Does anybody know what sort of “electrical testing” was planned for these beagles if they hadn’t been rescued?

Comment from michele
Time August 19, 2010 at 11:22 pm


I also just adopted one of these beagles a week ago. She is still very slow and timid. How long did it take for your dog to gain muscle and find their bark?
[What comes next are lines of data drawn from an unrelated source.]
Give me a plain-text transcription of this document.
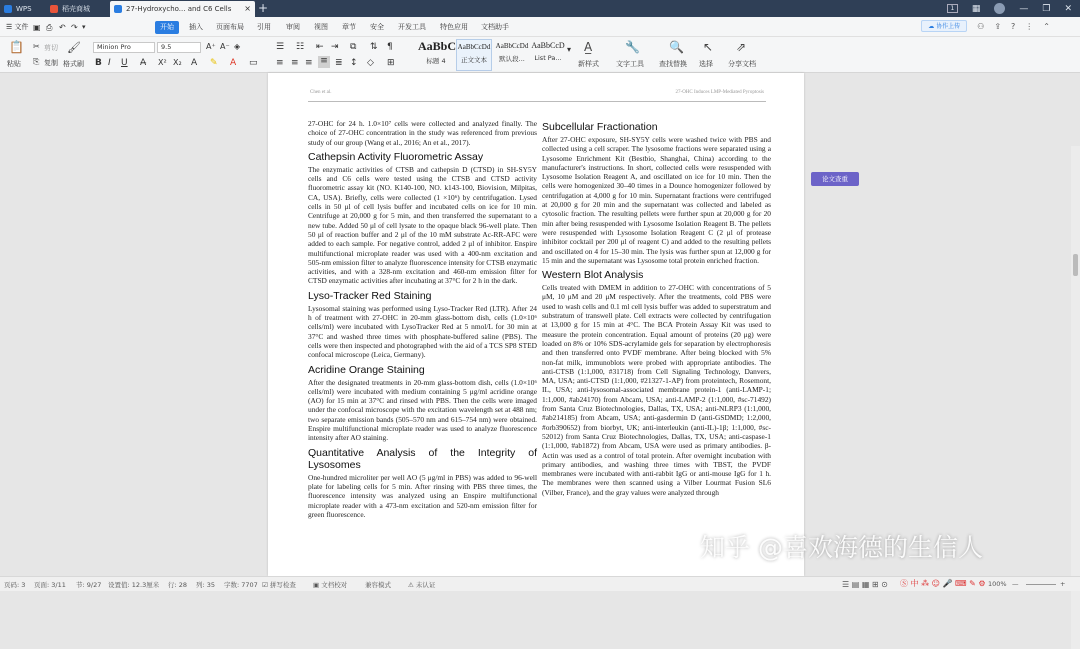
WPS	稻壳商城	27-Hydroxycho... and C6 Cells × +	1	▦	— ❐ ✕
☰ 文件 ▣ ⎙ ↶ ↷ ▾	开始	插入 页面布局 引用 审阅 视图 章节 安全 开发工具 特色应用 文档助手	☁ 协作上传	⚇ ⇪ ? ⋮ ⌃
📋
粘贴
✂ 剪切
⎘ 复制
🖌
格式刷
Minion Pro	9.5	A⁺ A⁻ ◈
B I U A̶ X² X₂ A ✎ A ▭
☰ ☷ ⇤ ⇥ ⧉ ⇅ ¶
≡ ≡ ≡ ≡ ≣ ↕ ◇ ⊞
AaBbC
标题 4
AaBbCcDd
正文文本
AaBbCcDd
默认段...
AaBbCcD
List Pa...
▾ A̲
新样式
🔧
文字工具
🔍
查找替换
↖
选择
⇗
分享文档
Chen et al.	27-OHC Induces LMP-Mediated Pyroptosis
27-OHC for 24 h. 1.0×10⁷ cells were collected and analyzed finally. The choice of 27-OHC concentration in the study was referenced from previous study of our group (Wang et al., 2016; An et al., 2017).
Cathepsin Activity Fluorometric Assay
The enzymatic activities of CTSB and cathepsin D (CTSD) in SH-SY5Y cells and C6 cells were tested using the CTSB and CTSD activity fluorometric assay kit (NO. K140-100, NO. k143-100, Biovision, Milpitas, CA, USA). Briefly, cells were collected (1 ×10⁶) by centrifugation. Lysed cells in 50 μl of cell lysis buffer and incubated cells on ice for 10 min. Centrifuge at 20,000 g for 5 min, and then transferred the supernatant to a new tube. Added 50 μl of cell lysate to the opaque black 96-well plate. Then 50 μl of reaction buffer and 2 μl of the 10 mM substrate Ac-RR-AFC were added to each sample. For negative control, added 2 μl of inhibitor. Enspire multifunctional microplate reader was used with a 400-nm excitation and 505-nm emission filter to analyze fluorescence intensity for CTSB enzymatic activities, and with a 328-nm excitation and 460-nm emission filter for CTSD enzymatic activities after incubating at 37°C for 2 h in the dark.
Lyso-Tracker Red Staining
Lysosomal staining was performed using Lyso-Tracker Red (LTR). After 24 h of treatment with 27-OHC in 20-mm glass-bottom dish, cells (1.0×10⁶ cells/ml) were incubated with LysoTracker Red at 5 nmol/L for 30 min at 37°C and washed three times with phosphate-buffered saline (PBS). The cells were then inspected and photographed with the aid of a TCS SP8 STED confocal microscope (Leica, Germany).
Acridine Orange Staining
After the designated treatments in 20-mm glass-bottom dish, cells (1.0×10⁶ cells/ml) were incubated with medium containing 5 μg/ml acridine orange (AO) for 15 min at 37°C and rinsed with PBS. Then the cells were imaged under the confocal microscope with the excitation wavelength set at 488 nm; two separate emission bands (505–570 nm and 615–754 nm) were obtained. Enspire multifunctional microplate reader was used to analyze fluorescence intensity after AO staining.
Quantitative Analysis of the Integrity of Lysosomes
One-hundred microliter per well AO (5 μg/ml in PBS) was added to 96-well plate for labeling cells for 5 min. After rinsing with PBS three times, the fluorescence intensity was analyzed using an Enspire multifunctional microplate reader with a 473-nm excitation and 520-nm emission filter for green fluorescence.
Subcellular Fractionation
After 27-OHC exposure, SH-SY5Y cells were washed twice with PBS and collected using a cell scraper. The lysosome fractions were separated using a Lysosome Enrichment Kit (Bestbio, Shanghai, China) according to the manufacturer's instructions. In short, collected cells were resuspended with Lysosome Isolation Reagent A, and oscillated on ice for 10 min. Then the cells were homogenized 30–40 times in a Dounce homogenizer followed by centrifugation at 4,000 g for 10 min. Supernatant fractions were centrifuged at 20,000 g for 20 min and the supernatant was collected and labeled as cytosolic fraction. The resulting pellets were further spun at 20,000 g for 20 min after being resuspended with Lysosome Isolation Reagent B. The pellets were resuspended with Lysosome Isolation Reagent C (2 μl of protease inhibitor cocktail per 200 μl of reagent C) and added to the resulting pellets and oscillated on 4 for 15–30 min. The lysis was further spun at 12,000 g for 15 min and the supernatant was Lysosome total protein enriched fraction.
Western Blot Analysis
Cells treated with DMEM in addition to 27-OHC with concentrations of 5 μM, 10 μM and 20 μM respectively. After the treatments, cold PBS were used to wash cells and 0.1 ml cell lysis buffer was added to superstratum and substratum of transwell plate. Cell extracts were collected by centrifugation at 13,000 g for 15 min at 4°C. The BCA Protein Assay Kit was used to measure the protein concentration. Equal amount of proteins (20 μg) were loaded on 8% or 10% SDS-acrylamide gels for separation by electrophoresis and then transferred onto PVDF membrane. After being blocked with 5% non-fat milk, immunoblots were probed with appropriate antibodies. The anti-CTSB (1:1,000, #31718) from Cell Signaling Technology, Danvers, MA, USA; anti-CTSD (1:1,000, #21327-1-AP) from proteintech, Rosemont, IL, USA; anti-lysosomal-associated membrane protein-1 (anti-LAMP-1; 1:1,000, #ab24170) from Abcam, USA; anti-LAMP-2 (1:1,000, #sc-71492) from Santa Cruz Biotechnologies, Dallas, TX, USA; anti-NLRP3 (1:1,000, #ab214185) from Abcam, USA; anti-gasdermin D (anti-GSDMD; 1:2,000, #orb390652) from biorbyt, UK; anti-interleukin (anti-IL)-1β; 1:1,000, #sc-52012) from Santa Cruz Biotechnologies, Dallas, TX, USA; anti-caspase-1 (1:1,000, #ab1872) from Abcam, USA were used as primary antibodies. β-Actin was used as a control of total protein. After overnight incubation with primary antibodies, and washing three times with TBST, the PVDF membranes were incubated with anti-rabbit IgG or anti-mouse IgG for 1 h. The membranes were then scanned using a Vilber Lourmat Fusion SL6 (Vilber, France), and the gray values were analyzed through
论文查重
知乎 @喜欢海德的生信人
页码: 3 页面: 3/11 节: 9/27 设置值: 12.3厘米 行: 28 列: 35 字数: 7707 ☑ 拼写检查	▣ 文档校对	兼容模式	⚠ 未认证	☰ ▤ ▦ ⊞ ⊙ Ⓢ 中 ⁂ ☺ 🎤 ⌨ ✎ ⚙ 100% —	+
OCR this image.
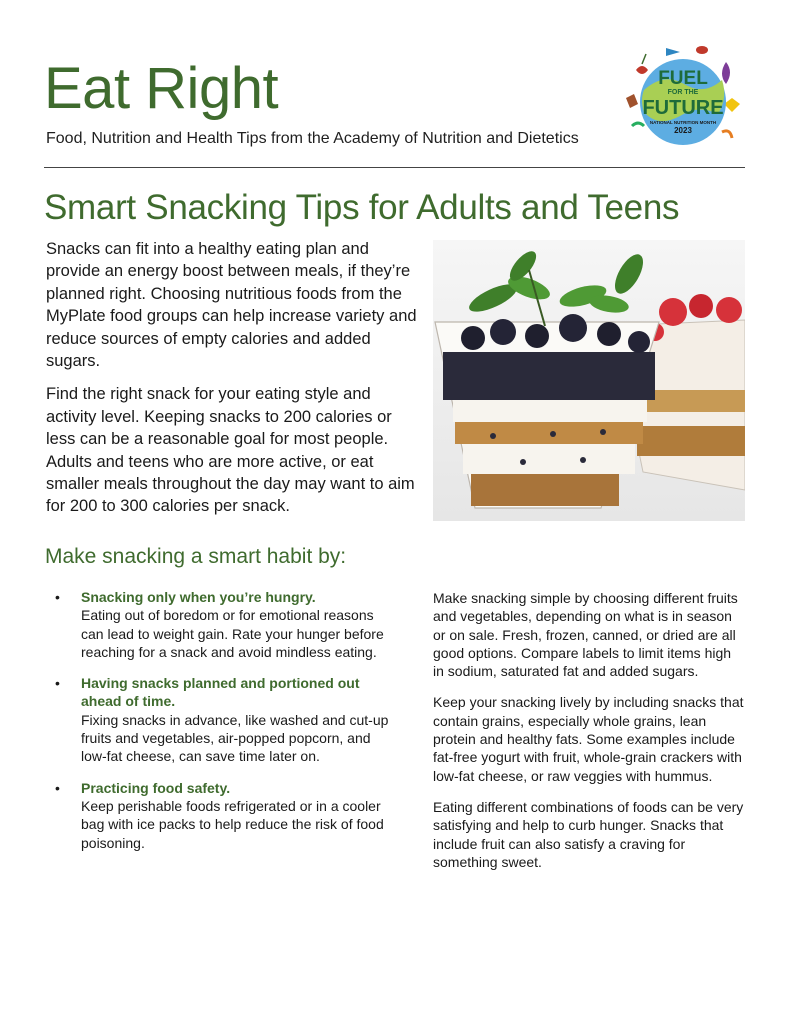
Eat Right
Food, Nutrition and Health Tips from the Academy of Nutrition and Dietetics
FUEL
FOR THE
FUTURE
NATIONAL NUTRITION MONTH
2023
Smart Snacking Tips for Adults and Teens

Snacks can fit into a healthy eating plan and provide an energy boost between meals, if they’re planned right. Choosing nutritious foods from the MyPlate food groups can help increase variety and reduce sources of empty calories and added sugars.

Find the right snack for your eating style and activity level. Keeping snacks to 200 calories or less can be a reasonable goal for most people. Adults and teens who are more active, or eat smaller meals throughout the day may want to aim for 200 to 300 calories per snack.

Make snacking a smart habit by:
• Snacking only when you’re hungry.
Eating out of boredom or for emotional reasons can lead to weight gain. Rate your hunger before reaching for a snack and avoid mindless eating.
• Having snacks planned and portioned out ahead of time.
Fixing snacks in advance, like washed and cut-up fruits and vegetables, air-popped popcorn, and low-fat cheese, can save time later on.
• Practicing food safety.
Keep perishable foods refrigerated or in a cooler bag with ice packs to help reduce the risk of food poisoning.

Make snacking simple by choosing different fruits and vegetables, depending on what is in season or on sale. Fresh, frozen, canned, or dried are all good options. Compare labels to limit items high in sodium, saturated fat and added sugars.

Keep your snacking lively by including snacks that contain grains, especially whole grains, lean protein and healthy fats. Some examples include fat-free yogurt with fruit, whole-grain crackers with low-fat cheese, or raw veggies with hummus.

Eating different combinations of foods can be very satisfying and help to curb hunger. Snacks that include fruit can also satisfy a craving for something sweet.
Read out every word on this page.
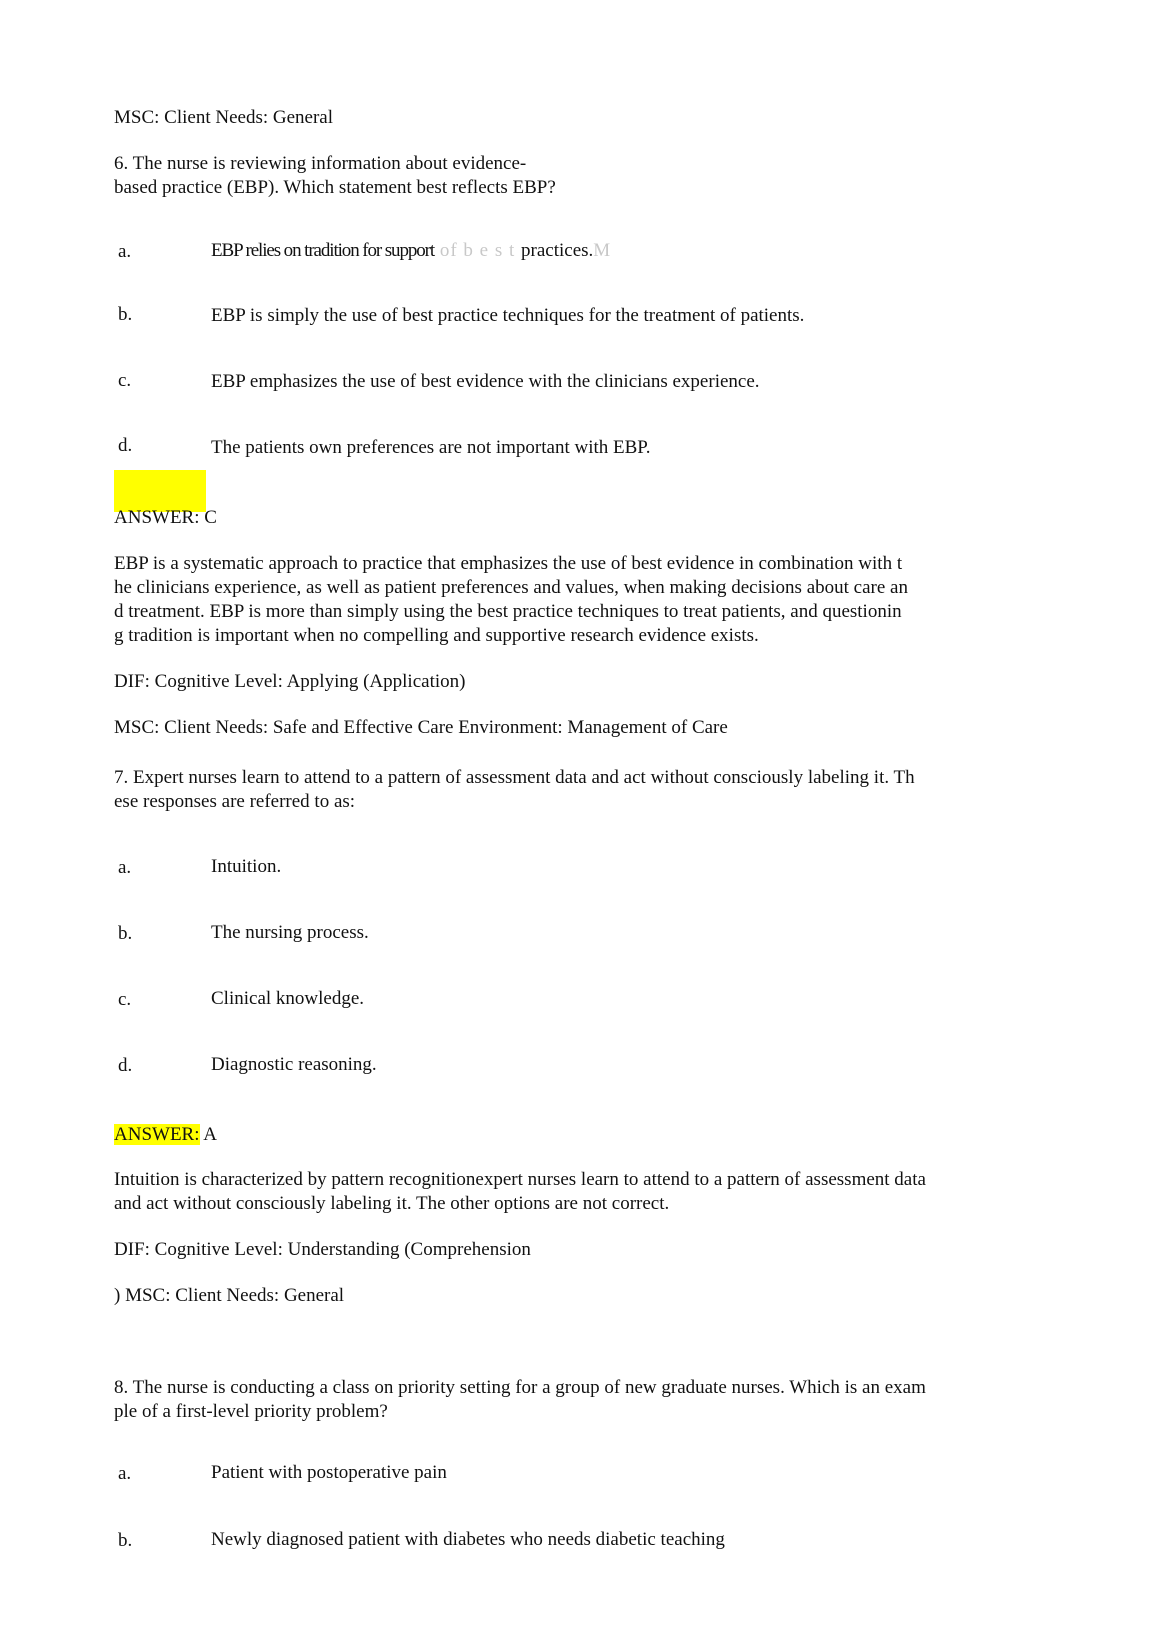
MSC: Client Needs: General
6. The nurse is reviewing information about evidence-
based practice (EBP). Which statement best reflects EBP?
a.	EBP relies on tradition for support of b e s t practices.M
b.	EBP is simply the use of best practice techniques for the treatment of patients.
c.	EBP emphasizes the use of best evidence with the clinicians experience.
d.	The patients own preferences are not important with EBP.
ANSWER: C
EBP is a systematic approach to practice that emphasizes the use of best evidence in combination with t
he clinicians experience, as well as patient preferences and values, when making decisions about care an
d treatment. EBP is more than simply using the best practice techniques to treat patients, and questionin
g tradition is important when no compelling and supportive research evidence exists.
DIF: Cognitive Level: Applying (Application)
MSC: Client Needs: Safe and Effective Care Environment: Management of Care
7. Expert nurses learn to attend to a pattern of assessment data and act without consciously labeling it. Th
ese responses are referred to as:
a.	Intuition.
b.	The nursing process.
c.	Clinical knowledge.
d.	Diagnostic reasoning.
ANSWER: A
Intuition is characterized by pattern recognitionexpert nurses learn to attend to a pattern of assessment data
and act without consciously labeling it. The other options are not correct.
DIF: Cognitive Level: Understanding (Comprehension
) MSC: Client Needs: General
8. The nurse is conducting a class on priority setting for a group of new graduate nurses. Which is an exam
ple of a first-level priority problem?
a.	Patient with postoperative pain
b.	Newly diagnosed patient with diabetes who needs diabetic teaching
Comment from Anne’n’Spencer
Time August 20, 2010 at 10:09 am

Michele, I’m the mom of a rescued Beagle and general all-around Beagle fangirl. I haven’t seen a Beagle as traumatized as these guys, but I’m thinking you can use your little girl’s natural Beagle traits to help her get over the strangeness and regain her health. I would suggest lots and lots of walks and outdoor time with just you. She has a world-class smeller, and the outdoors is just one giant fiesta of great scents for her to explore. If you have a fenced yard or off-leash park, that’s great. Make sure she is on a leash if she’s in the general outdoors. Even if you have a yard, take her on neighborhood walks as much as her stamina will permit. Start with very short ones. Let her read the “pee-mail” and enjoy all the other rich scents. Remember she’s not used to other dogs, kids, or adults, so be watchful. This will help her build up her strength. Dogs aren’t born knowing how to walk up and down stairs. Once she has gained some trust in you and your family, you can work on that by enticing her up with lots of praise. I’m with Diana on the chicken–I’m a real believer in it. I also believe in cooked chicken livers, gizzards, and hearts. You have to mash up the gizzards and hearts because a smaller dog can choke on them. The organ meats are very nutritious though not as easy to digest as the white meat. Dogs usually adore them. I know you and your Beagle girl will become the very best of friends–and you’ll have more than enough opportunity to hear that big bark.